Today In Energy has documented the tremendous success of the Shale Revolution with data, more data and irrefutable facts that cannot be ignored. Here is the heart of the story:
In January 2022, natural gas consumed for electric power in the United States averaged 31.6 billion cubic feet per day (Bcf/d), the highest January average on record and the highest amount for any winter month. Natural gas consumed for electric power this past January was higher than in previous Januaries because of high demand for electricity throughout a colder-than-average January combined with less coal-fired electric power generation.
A review of this data for the last two decades (January, 2021 through January, 2022) shows a steady upward trend:
Notice the effect of the shale revolution of natural gas consumption by the power sector, starting about 2007. Usage varies over each year but the overall pattern (plotted as a linear trend) shows steady growth at a fairly constant rate.
More information from this data-driven post at Today In Energy follows:
Natural gas consumption in the electric power sector peaks in the summer when demand for electricity is highest—largely driven by demand for air-conditioning. A smaller peak occurs during the winter, when homes and businesses use heat pumps, electric radiators, space heaters, and other electric heating equipment to heat buildings. The spring and fall seasons have the lowest natural gas consumption for electric power and the lowest overall electricity consumption.

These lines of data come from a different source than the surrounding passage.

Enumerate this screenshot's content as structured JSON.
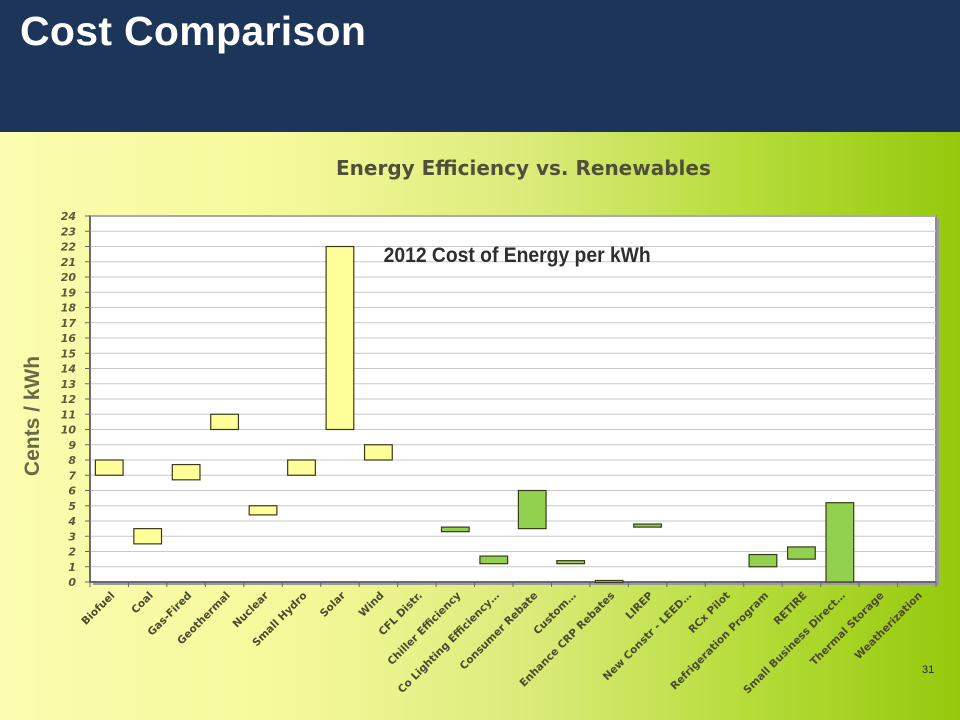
{
  "slide": {
    "title": "Cost Comparison",
    "page_number": "31"
  },
  "colors": {
    "header": "#1c3558",
    "renewable_fill": "#ffff99",
    "efficiency_fill": "#92d050",
    "box_stroke": "#3a3a1a"
  },
  "chart_data": {
    "type": "bar",
    "subtype": "floating-range",
    "title": "Energy Efficiency vs. Renewables",
    "subtitle": "2012 Cost of Energy per kWh",
    "ylabel": "Cents / kWh",
    "xlabel": "",
    "ylim": [
      0,
      24
    ],
    "yticks": [
      0,
      1,
      2,
      3,
      4,
      5,
      6,
      7,
      8,
      9,
      10,
      11,
      12,
      13,
      14,
      15,
      16,
      17,
      18,
      19,
      20,
      21,
      22,
      23,
      24
    ],
    "grid": true,
    "legend": "none",
    "categories": [
      "Biofuel",
      "Coal",
      "Gas-Fired",
      "Geothermal",
      "Nuclear",
      "Small Hydro",
      "Solar",
      "Wind",
      "CFL Distr.",
      "Chiller Efficiency",
      "Co Lighting Efficiency…",
      "Consumer Rebate",
      "Custom…",
      "Enhance CRP Rebates",
      "LIREP",
      "New Constr - LEED…",
      "RCx Pilot",
      "Refrigeration Program",
      "RETIRE",
      "Small Business Direct…",
      "Thermal Storage",
      "Weatherization"
    ],
    "groups": [
      "renewable",
      "renewable",
      "renewable",
      "renewable",
      "renewable",
      "renewable",
      "renewable",
      "renewable",
      "efficiency",
      "efficiency",
      "efficiency",
      "efficiency",
      "efficiency",
      "efficiency",
      "efficiency",
      "efficiency",
      "efficiency",
      "efficiency",
      "efficiency",
      "efficiency",
      "efficiency",
      "efficiency"
    ],
    "ranges": [
      [
        7.0,
        8.0
      ],
      [
        2.5,
        3.5
      ],
      [
        6.7,
        7.7
      ],
      [
        10.0,
        11.0
      ],
      [
        4.4,
        5.0
      ],
      [
        7.0,
        8.0
      ],
      [
        10.0,
        22.0
      ],
      [
        8.0,
        9.0
      ],
      null,
      [
        3.3,
        3.6
      ],
      [
        1.2,
        1.7
      ],
      [
        3.5,
        6.0
      ],
      [
        1.2,
        1.4
      ],
      [
        0.0,
        0.1
      ],
      [
        3.6,
        3.8
      ],
      null,
      null,
      [
        1.0,
        1.8
      ],
      [
        1.5,
        2.3
      ],
      [
        0.0,
        5.2
      ],
      null,
      null
    ]
  }
}
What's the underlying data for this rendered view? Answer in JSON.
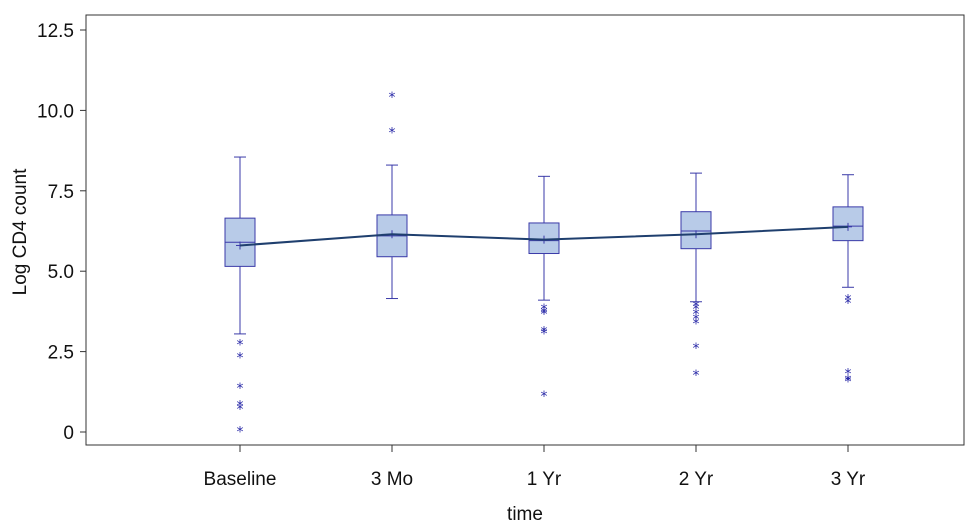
{
  "chart_data": {
    "type": "box",
    "xlabel": "time",
    "ylabel": "Log CD4 count",
    "ylim": [
      0,
      12.5
    ],
    "yticks": [
      "0",
      "2.5",
      "5.0",
      "7.5",
      "10.0",
      "12.5"
    ],
    "ytick_values": [
      0,
      2.5,
      5.0,
      7.5,
      10.0,
      12.5
    ],
    "categories": [
      "Baseline",
      "3 Mo",
      "1 Yr",
      "2 Yr",
      "3 Yr"
    ],
    "boxes": [
      {
        "category": "Baseline",
        "whisker_low": 3.05,
        "q1": 5.15,
        "median": 5.9,
        "q3": 6.65,
        "whisker_high": 8.55,
        "mean": 5.8,
        "outliers": [
          2.75,
          2.35,
          1.4,
          0.85,
          0.75,
          0.05
        ]
      },
      {
        "category": "3 Mo",
        "whisker_low": 4.15,
        "q1": 5.45,
        "median": 6.1,
        "q3": 6.75,
        "whisker_high": 8.3,
        "mean": 6.15,
        "outliers": [
          10.45,
          9.35
        ]
      },
      {
        "category": "1 Yr",
        "whisker_low": 4.1,
        "q1": 5.55,
        "median": 5.95,
        "q3": 6.5,
        "whisker_high": 7.95,
        "mean": 5.98,
        "outliers": [
          3.85,
          3.75,
          3.7,
          3.15,
          3.1,
          1.15
        ]
      },
      {
        "category": "2 Yr",
        "whisker_low": 4.05,
        "q1": 5.7,
        "median": 6.25,
        "q3": 6.85,
        "whisker_high": 8.05,
        "mean": 6.15,
        "outliers": [
          3.95,
          3.85,
          3.7,
          3.55,
          3.4,
          2.65,
          1.8
        ]
      },
      {
        "category": "3 Yr",
        "whisker_low": 4.5,
        "q1": 5.95,
        "median": 6.4,
        "q3": 7.0,
        "whisker_high": 8.0,
        "mean": 6.38,
        "outliers": [
          4.15,
          4.05,
          1.85,
          1.65,
          1.6
        ]
      }
    ],
    "mean_line": true,
    "grid": false,
    "colors": {
      "box_fill": "#b8cbe8",
      "box_stroke": "#3a3aa8",
      "mean_line": "#1f3f6e",
      "outlier": "#2a2aa8"
    },
    "outlier_symbol": "*"
  }
}
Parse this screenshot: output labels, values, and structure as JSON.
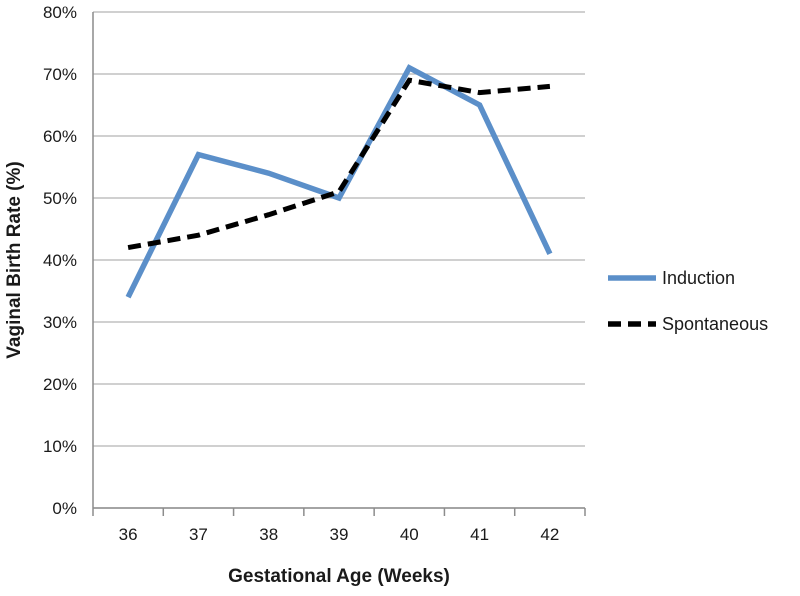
{
  "chart_data": {
    "type": "line",
    "title": "",
    "xlabel": "Gestational Age (Weeks)",
    "ylabel": "Vaginal Birth Rate (%)",
    "categories": [
      "36",
      "37",
      "38",
      "39",
      "40",
      "41",
      "42"
    ],
    "ylim": [
      0,
      80
    ],
    "yticks": [
      "0%",
      "10%",
      "20%",
      "30%",
      "40%",
      "50%",
      "60%",
      "70%",
      "80%"
    ],
    "grid": true,
    "legend_position": "right",
    "series": [
      {
        "name": "Induction",
        "values": [
          34,
          57,
          54,
          50,
          71,
          65,
          41
        ],
        "color": "#5b8fc9",
        "style": "solid"
      },
      {
        "name": "Spontaneous",
        "values": [
          42,
          44,
          47.3,
          51,
          69,
          67,
          68
        ],
        "color": "#000000",
        "style": "dashed"
      }
    ]
  }
}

This past January was the coldest January since 2014, which resulted in the highest monthly electricity demand for any January on record. In January 2022, natural gas-fired generators provided 36% of the nation’s electricity, and coal provided 23%. In the previous five Januaries (2017–21), those shares had been much more similar: natural gas at 33% and coal at 27%, on average.
In the electric power sector, natural gas-fired generation units typically compete with coal-fired generation units to provide the lowest-cost wholesale electricity price for power suppliers. Natural gas-fired electric power generation has been higher this past winter than recent winters, in part, because of coal supply constraints and historically low levels of coal stocks at power plants. Coal stocks for the electric power sector fell to 80 million tons in September 2021, which is 37% lower than the five-year average. Recent wholesale power market consumption of unusually high-priced natural gas indicates that the competition between these two energy sources has changed.
Combined-cycle natural gas-fired power plants normally compete directly with coal-fired power plants for the largest share of electricity generation. Net summer capacity (or the maximum output that generating equipment can supply to system load at the time of summer peak demand) has been increasing for natural gas and declining for coal. Natural gas-fired generation capacity at combined-cycle power plants has increased from 218 gigawatts (GW) in 2012 to 278 GW in 2021. By comparison, the capacity of coal-fired power plants has declined from 305 GW in 2012 to 211 GW in 2021.
Two additional charts direct from the post further illustrate. This one shows natural gas consumption by electric power producers is up both absolutely and relative to other fuel sources. Both it and coal grew more than renewables (including hydro) and nuclear is essentially unchanged.
Combined cycle plants with high capacity factors have been taking market share from coal, being the only truly economical, efficient and clean alternative to the latter.
What the data show, in total, is that natural gas consumption is fueling American power production on a scale unmatched by anything else whatsoever. You knew that, of course, but it’s nice to see the proof, isn’t it?